Biocompatibility of subcutaneously implanted marine macromolecules cross-linked bio-composite scaffold for cartilage tissue engineering applications.

There is an intense interest in developing innovative biomaterials which support the invasion and proliferation of living cells for potential applications in tissue engineering and regenerative medicine. Present study demonstrated the in vivo biocompatibility and toxicity of a macromolecules cross-linked biocomposite scaffold composed of hydroxyapatite, alginate, chitosan and fucoidan abbreviated as HACF. The in vivo biocompatibility and toxicity of HACF scaffold were tested by comparing them with those of a biocompatible surgical metal implant (SMI) in a subcutaneous rat model. Following the implantation, animals were sacrificed and the scaffolds were resected at 1st, 4th, and 8th weeks; the surrounding tissue along with the implant was removed to evaluate its biocompatibility. The effects of implanted biomaterial scaffolds on vital organ systems such as liver, kidney, etc., have been studied by hematology and serum biochemistry. The activities of pro-inflammatory marker enzymes such as COX, 5-LOX, 15-LOX, and NOS were normal in rats implanted with HACF scaffold.
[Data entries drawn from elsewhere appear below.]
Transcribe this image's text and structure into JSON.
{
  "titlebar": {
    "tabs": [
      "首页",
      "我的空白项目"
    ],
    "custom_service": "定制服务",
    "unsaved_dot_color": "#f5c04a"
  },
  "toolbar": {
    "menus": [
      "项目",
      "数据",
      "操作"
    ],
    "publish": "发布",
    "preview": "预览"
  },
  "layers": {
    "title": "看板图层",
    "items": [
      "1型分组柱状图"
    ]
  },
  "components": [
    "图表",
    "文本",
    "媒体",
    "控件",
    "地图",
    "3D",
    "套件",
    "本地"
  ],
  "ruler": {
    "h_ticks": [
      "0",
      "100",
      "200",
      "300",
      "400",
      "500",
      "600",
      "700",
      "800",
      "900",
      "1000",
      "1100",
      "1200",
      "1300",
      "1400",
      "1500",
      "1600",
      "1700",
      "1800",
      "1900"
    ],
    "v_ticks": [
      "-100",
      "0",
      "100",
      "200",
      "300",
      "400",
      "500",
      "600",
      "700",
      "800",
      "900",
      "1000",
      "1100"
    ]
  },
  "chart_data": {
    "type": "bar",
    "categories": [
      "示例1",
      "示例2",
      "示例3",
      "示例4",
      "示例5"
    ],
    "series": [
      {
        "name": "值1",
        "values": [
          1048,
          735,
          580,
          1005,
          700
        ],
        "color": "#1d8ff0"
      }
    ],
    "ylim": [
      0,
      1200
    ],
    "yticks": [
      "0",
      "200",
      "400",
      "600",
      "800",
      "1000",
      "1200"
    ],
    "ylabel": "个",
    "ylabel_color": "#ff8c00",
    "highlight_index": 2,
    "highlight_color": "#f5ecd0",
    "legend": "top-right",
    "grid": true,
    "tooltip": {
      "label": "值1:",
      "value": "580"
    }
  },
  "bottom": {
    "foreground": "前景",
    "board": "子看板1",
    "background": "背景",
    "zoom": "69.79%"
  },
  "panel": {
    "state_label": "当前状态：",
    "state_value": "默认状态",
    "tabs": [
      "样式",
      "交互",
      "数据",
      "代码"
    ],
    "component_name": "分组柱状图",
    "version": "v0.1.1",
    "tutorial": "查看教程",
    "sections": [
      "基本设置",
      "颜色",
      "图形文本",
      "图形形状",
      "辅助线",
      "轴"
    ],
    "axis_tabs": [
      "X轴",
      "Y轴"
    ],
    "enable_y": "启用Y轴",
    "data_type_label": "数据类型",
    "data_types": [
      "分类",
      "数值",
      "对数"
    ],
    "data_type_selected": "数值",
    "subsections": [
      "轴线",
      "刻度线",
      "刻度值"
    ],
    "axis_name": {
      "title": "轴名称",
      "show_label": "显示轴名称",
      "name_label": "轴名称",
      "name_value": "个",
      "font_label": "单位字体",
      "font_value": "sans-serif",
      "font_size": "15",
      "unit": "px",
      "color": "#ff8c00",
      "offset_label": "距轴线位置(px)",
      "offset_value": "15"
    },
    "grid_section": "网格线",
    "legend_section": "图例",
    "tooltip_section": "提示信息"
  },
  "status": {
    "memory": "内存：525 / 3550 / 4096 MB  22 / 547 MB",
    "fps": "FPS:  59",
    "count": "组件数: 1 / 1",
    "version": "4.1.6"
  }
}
Hematological parameters, antioxidant and lipid peroxidation status were also found to be normal in implanted rats same as that of control and SMI. The modulatory effect of implanted scaffold over inflammatory and stress signaling cascades were confirmed by the normalized mRNA expressions of NF-κB, TNF-α and IL-6. The histopathological analysis of liver, kidney and tissue support our results. Taken together, these results demonstrated that HACF biocomposite scaffold signifies its suitability for further research as a scaffold material for cartilage tissue engineering applications.